I will stick my oar in for the Large Scale Systems Museum just north of Pittsburgh, PA, in New Kensington (which is where the modern aluminum smelting process was invented), with their simple website at https://www.mact.io/ .
They have DEC PDP11 and VAX, SGI, Sun, IBM mainframe and midrange, Data General (apparently the same terminal setup as used in Severance), a Cray J90, etc. And it all works and you can sit down and type on the systems. If you want to take the 45 minutes it takes to boot an IBM mainframe - you can do it. I know some of the people there, they are top-notch restorers and know the hardware and software very well.
LSSM is really top notch. It's grass roots, done by volunteers that want to preserve and share experience with these machines.
Most museums, I'll pick on CHM as an example but it applies to basically any metropolitan museum: by contrast are quite sterile, you can tell they have a ton of money but it's the standard impressive architecture and displays setup that is designed to ferry large groups through relatively quickly but don't impart much wisdom on the participants.
I never got a chance to visit Living Computer Museum but I wonder if that met some kind of high funding to be able to service masses while still going deep hands on.
That wasn’t my impression of the Computer History Museum in Mountain View. (Assuming that’s the CHM you mention.) I haven’t been in maybe 10 years, though. Have things changed?
I went to both years ago, and did enjoy LCM better. The difference is that LCM was ectremely hands-on. They had all kinds of rare machines out on the floor that you could just...play with. Imagine using an original Lisa running XENIX of all things, then firing up MazeWar on an Imlac.
CHM is very well done but more of a traditional museum with limited, curated interactivity.

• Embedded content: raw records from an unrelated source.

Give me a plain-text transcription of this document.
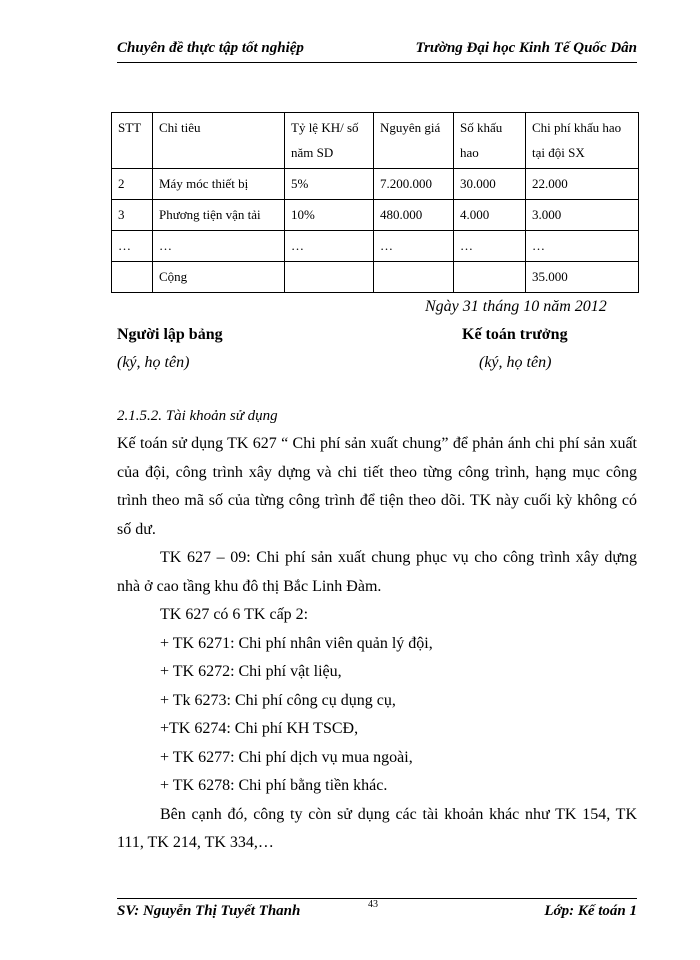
Chuyên đề thực tập tốt nghiệp	Trường Đại học Kinh Tế Quốc Dân
STT	Chỉ tiêu	Tỷ lệ KH/ số năm SD	Nguyên giá	Số khấu hao	Chi phí khấu hao tại đội SX
2	Máy móc thiết bị	5%	7.200.000	30.000	22.000
3	Phương tiện vận tải	10%	480.000	4.000	3.000
…	…	…	…	…	…
	Cộng				35.000
Ngày 31 tháng 10 năm 2012
Người lập bảng	Kế toán trưởng
(ký, họ tên)	(ký, họ tên)
2.1.5.2. Tài khoản sử dụng

Kế toán sử dụng TK 627 “ Chi phí sản xuất chung” để phản ánh chi phí sản xuất của đội, công trình xây dựng và chi tiết theo từng công trình, hạng mục công trình theo mã số của từng công trình để tiện theo dõi. TK này cuối kỳ không có số dư.

TK 627 – 09: Chi phí sản xuất chung phục vụ cho công trình xây dựng nhà ở cao tầng khu đô thị Bắc Linh Đàm.

TK 627 có 6 TK cấp 2:

+ TK 6271: Chi phí nhân viên quản lý đội,

+ TK 6272: Chi phí vật liệu,

+ Tk 6273: Chi phí công cụ dụng cụ,

+TK 6274: Chi phí KH TSCĐ,

+ TK 6277: Chi phí dịch vụ mua ngoài,

+ TK 6278: Chi phí bằng tiền khác.

Bên cạnh đó, công ty còn sử dụng các tài khoản khác như TK 154, TK 111, TK 214, TK 334,…

SV: Nguyễn Thị Tuyết Thanh	43	Lớp: Kế toán 1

They have DEC PDP11 and VAX, SGI, Sun, IBM mainframe and midrange, Data General (apparently the same terminal setup as used in Severance), a Cray J90, etc. And it all works and you can sit down and type on the systems. If you want to take the 45 minutes it takes to boot an IBM mainframe - you can do it. I know some of the people there, they are top-notch restorers and know the hardware and software very well.